Édith frissonna et se fustigea d'accorder de l'attention à ce freluquet beau à damner une sainte même s'ils avaient fait la paix !
Les vingts minutes lui parurent une éternité et malheureusement pour elle, Esperanza était partie avec la duchesse de Richelieu, la première dame d'honneur, venue lui annoncer qu'elle était libre de rejoindre ses quartiers et qui avait emporté la petite chienne auprès de la reine.
Enfin, c'était le moment de filer en douce ! Elle rasa les murs pour atteindre la fameuse porte, l'esprit en ébullition.
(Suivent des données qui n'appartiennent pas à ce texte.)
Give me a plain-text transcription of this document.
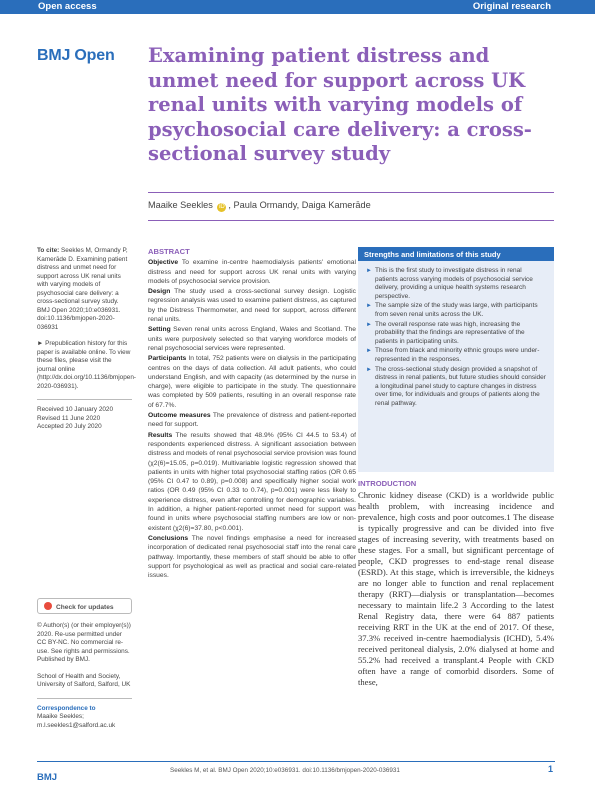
Open access	Original research
BMJ Open Examining patient distress and unmet need for support across UK renal units with varying models of psychosocial care delivery: a cross-sectional survey study
Maaike Seekles iD , Paula Ormandy, Daiga Kamerāde

To cite: Seekles M, Ormandy P, Kamerāde D. Examining patient distress and unmet need for support across UK renal units with varying models of psychosocial care delivery: a cross-sectional survey study. BMJ Open 2020;10:e036931. doi:10.1136/bmjopen-2020-036931

► Prepublication history for this paper is available online. To view these files, please visit the journal online (http://dx.doi.org/10.1136/bmjopen-2020-036931).

Received 10 January 2020
Revised 11 June 2020
Accepted 20 July 2020
Check for updates

© Author(s) (or their employer(s)) 2020. Re-use permitted under CC BY-NC. No commercial re-use. See rights and permissions. Published by BMJ.

School of Health and Society, University of Salford, Salford, UK

Correspondence to
Maaike Seekles;
m.l.seekles1@salford.ac.uk
ABSTRACT

Objective To examine in-centre haemodialysis patients' emotional distress and need for support across UK renal units with varying models of psychosocial service provision.

Design The study used a cross-sectional survey design. Logistic regression analysis was used to examine patient distress, as captured by the Distress Thermometer, and need for support, across different renal units.

Setting Seven renal units across England, Wales and Scotland. The units were purposively selected so that varying workforce models of renal psychosocial services were represented.

Participants In total, 752 patients were on dialysis in the participating centres on the days of data collection. All adult patients, who could understand English, and with capacity (as determined by the nurse in charge), were eligible to participate in the study. The questionnaire was completed by 509 patients, resulting in an overall response rate of 67.7%.

Outcome measures The prevalence of distress and patient-reported need for support.

Results The results showed that 48.9% (95% CI 44.5 to 53.4) of respondents experienced distress. A significant association between distress and models of renal psychosocial service provision was found (χ2(6)=15.05, p=0.019). Multivariable logistic regression showed that patients in units with higher total psychosocial staffing ratios (OR 0.65 (95% CI 0.47 to 0.89), p=0.008) and specifically higher social work ratios (OR 0.49 (95% CI 0.33 to 0.74), p=0.001) were less likely to experience distress, even after controlling for demographic variables. In addition, a higher patient-reported unmet need for support was found in units where psychosocial staffing numbers are low or non-existent (χ2(6)=37.80, p<0.001).

Conclusions The novel findings emphasise a need for increased incorporation of dedicated renal psychosocial staff into the renal care pathway. Importantly, these members of staff should be able to offer support for psychological as well as practical and social care-related issues.

Strengths and limitations of this study
► This is the first study to investigate distress in renal patients across varying models of psychosocial service delivery, providing a unique health systems research perspective.
► The sample size of the study was large, with participants from seven renal units across the UK.
► The overall response rate was high, increasing the probability that the findings are representative of the patients in participating units.
► Those from black and minority ethnic groups were under-represented in the responses.
► The cross-sectional study design provided a snapshot of distress in renal patients, but future studies should consider a longitudinal panel study to capture changes in distress over time, for individuals and groups of patients along the renal pathway.
INTRODUCTION
Chronic kidney disease (CKD) is a worldwide public health problem, with increasing incidence and prevalence, high costs and poor outcomes.1 The disease is typically progressive and can be divided into five stages of increasing severity, with treatments based on these stages. For a small, but significant percentage of people, CKD progresses to end-stage renal disease (ESRD). At this stage, which is irreversible, the kidneys are no longer able to function and renal replacement therapy (RRT)—dialysis or transplantation—becomes necessary to maintain life.2 3 According to the latest Renal Registry data, there were 64 887 patients receiving RRT in the UK at the end of 2017. Of these, 37.3% received in-centre haemodialysis (ICHD), 5.4% received peritoneal dialysis, 2.0% dialysed at home and 55.2% had received a transplant.4 People with CKD often have a range of comorbid disorders. Some of these,
BMJ
Seekles M, et al. BMJ Open 2020;10:e036931. doi:10.1136/bmjopen-2020-036931	1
Elle prit soin de ne pas faire trop de bruit quand elle l'ouvrit et redouta qu'elle grince, attirant l'attention des derniers courtisans zélés qui conversaient librement dans l'antichambre. Fort heureusement, le grincement s'il fut bel et bien présent, avait été camouflé par les voix et par une patrouille de gardes des Cent-Suisses qui était arrivée pile au bon moment !
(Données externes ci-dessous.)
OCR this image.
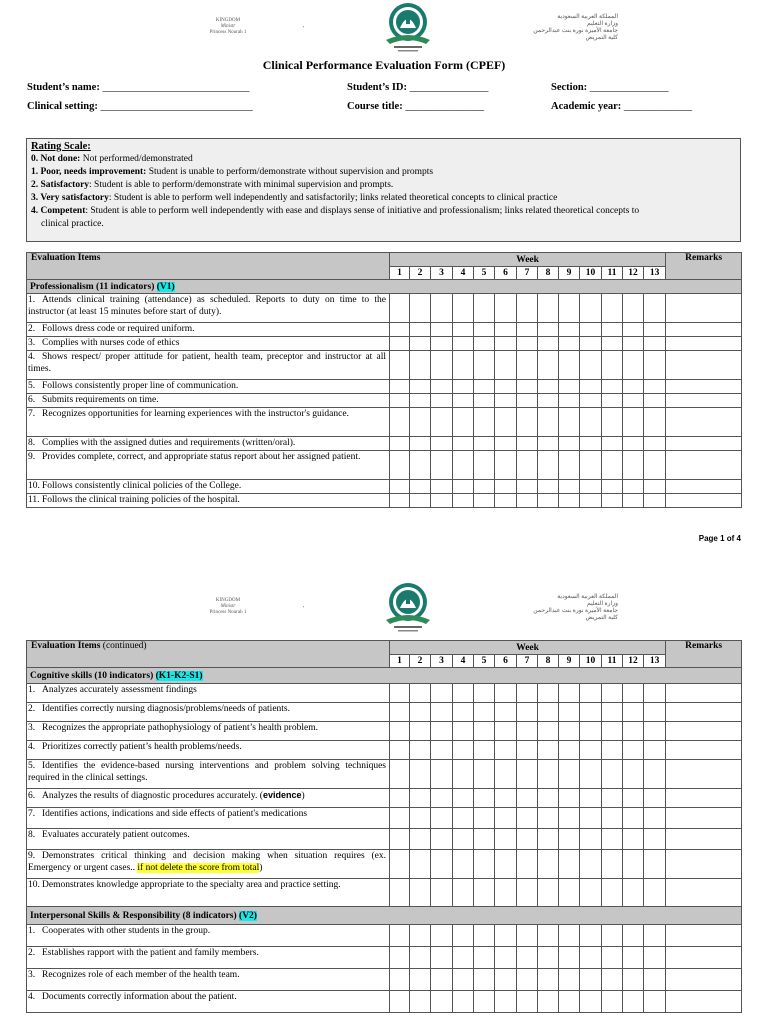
KINGDOM
Ministr
Princess Nourah 1
'
المملكة العربية السعودية
وزارة التعليم
جامعة الأميرة نورة بنت عبدالرحمن
كلية التمريض
Clinical Performance Evaluation Form (CPEF)
Student’s name: ____________________________	Student’s ID: _______________	Section: _______________
Clinical setting: _____________________________	Course title: _______________	Academic year: _____________
Rating Scale:
0. Not done: Not performed/demonstrated
1. Poor, needs improvement: Student is unable to perform/demonstrate without supervision and prompts
2. Satisfactory: Student is able to perform/demonstrate with minimal supervision and prompts.
3. Very satisfactory: Student is able to perform well independently and satisfactorily; links related theoretical concepts to clinical practice
4. Competent: Student is able to perform well independently with ease and displays sense of initiative and professionalism; links related theoretical concepts to
clinical practice.
Evaluation Items	Week													Remarks
	1	2	3	4	5	6	7	8	9	10	11	12	13	
Professionalism (11 indicators) (V1)														

1. Attends clinical training (attendance) as scheduled. Reports to duty on time to the instructor (at least 15 minutes before start of duty).														

2. Follows dress code or required uniform.														

3. Complies with nurses code of ethics														

4. Shows respect/ proper attitude for patient, health team, preceptor and instructor at all times.														

5. Follows consistently proper line of communication.														

6. Submits requirements on time.														

7. Recognizes opportunities for learning experiences with the instructor's guidance.														

8. Complies with the assigned duties and requirements (written/oral).														

9. Provides complete, correct, and appropriate status report about her assigned patient.														

10. Follows consistently clinical policies of the College.														

11. Follows the clinical training policies of the hospital.														

Page 1 of 4
KINGDOM
Ministr
Princess Nourah 1
'
المملكة العربية السعودية
وزارة التعليم
جامعة الأميرة نورة بنت عبدالرحمن
كلية التمريض
Evaluation Items (continued)	Week													Remarks
	1	2	3	4	5	6	7	8	9	10	11	12	13	
Cognitive skills (10 indicators) (K1-K2-S1)														

1. Analyzes accurately assessment findings														

2. Identifies correctly nursing diagnosis/problems/needs of patients.														

3. Recognizes the appropriate pathophysiology of patient’s health problem.														

4. Prioritizes correctly patient’s health problems/needs.														

5. Identifies the evidence-based nursing interventions and problem solving techniques required in the clinical settings.														

6. Analyzes the results of diagnostic procedures accurately. (evidence)														

7. Identifies actions, indications and side effects of patient's medications														

8. Evaluates accurately patient outcomes.														

9. Demonstrates critical thinking and decision making when situation requires (ex. Emergency or urgent cases.. if not delete the score from total)														

10. Demonstrates knowledge appropriate to the specialty area and practice setting.														

Interpersonal Skills & Responsibility (8 indicators) (V2)														

1. Cooperates with other students in the group.														

2. Establishes rapport with the patient and family members.														

3. Recognizes role of each member of the health team.														

4. Documents correctly information about the patient.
Édith s'empressa de refermer la porte derrière elle et s'adossa pour contre sa paroi lambrissée pour respirer ! Ça y est sa réputation ne tenait qu'à un fil ! Et si quelqu'un l'avait vu partir !
— Détendez-vous, personne ne vous regardait, fit une voix dans l'ombre d'une seconde antichambre.
Des bougies à la cire se consumaient sur des candélabres plongeant la pièce dans une semi obscurité.
— Val-Griffon, vous m'avait fait peur ! repartit-elle tout de go, la main sur le cœur.
— Je ne savais pas que nous étions intimes, mademoiselle de Montgey ?
Édith se reprit et passa outre la remarque en lui demandant de la conduire à Monseigneur.
Elle avait dit cela avec une sorte de fierté dans la voix et cela fit arquer un sourcil à Charles, qui la dévisageait d'un air peu convaincu, une chandelle à la main.
— Bien. Suivez-moi en ce cas.
Le trajet fut silencieux jusqu'à une porte close devant laquelle, Charles s'immobilisa et resta pensif.
— Je crois... je crois que vous vous trompez au sujet de certaines « certitudes », mademoiselle de Montgey.
Édith l'examina comme s'il était fol !
— Auriez-vous perdu la raison ? Vous l'avez dit vous-même nous ne sommes pas intimes ! Comment pourriez-vous alors avoir une opinion sur mes certitudes ! Et d'abord quelles certitudes !
Val-Griffon se pencha vers elle, Édith fit un pas en arrière, la scène ardente du jardin du Logis du Roi hantaient ses rêves et ses journées et sentir qu'il était trop proche d'elle physiquement la mettait dans tous ses états.
Même si Édith avait reculé, Charles ne s'était pas redressé, au contraire, leurs yeux étaient pour la première fois à la même hauteur et à cette distante indécente, elle réentendait son cœur battre dans sa poitrine si fort qu'il l'étourdissait !
— Vous ne méritez pas de vous tromper dans vos certitudes, mademoiselle de Montgey, en confondant deux choses à la nuance faible et pourtant immense.
Édith voulut rétorquer pour demander une clarté dans sa réponse, car Ventre-Saint-Gris, il parlait en énigmes ! Mais la porte s'ouvrit et le Dauphin apparut. Val-Griffon se redressa vitement et s'éloigna d'Édith et la demoiselle s'éclaircit la voix.
Tout heureux de la trouver devant ses appartements comme prévue, Monseigneur la prit par le poignet et l'attira à l'intérieur ! Édith fut enlevée aux griffes du Griffon qui ne les suivit pas et partit dans une direction opposée.
GLOSSAIRE :
(1) Hortense de Mancini, (1646-1699), duchesse de Mazarin, une des nièces du cardinal de Mazarin. Dans le temps de la jeunesse de Louis XIV, elle fut brièvement sa maîtresse.
(2) Claude de Vin des Œillets, dite Mademoiselle des Œillets, (vers 1637-1687).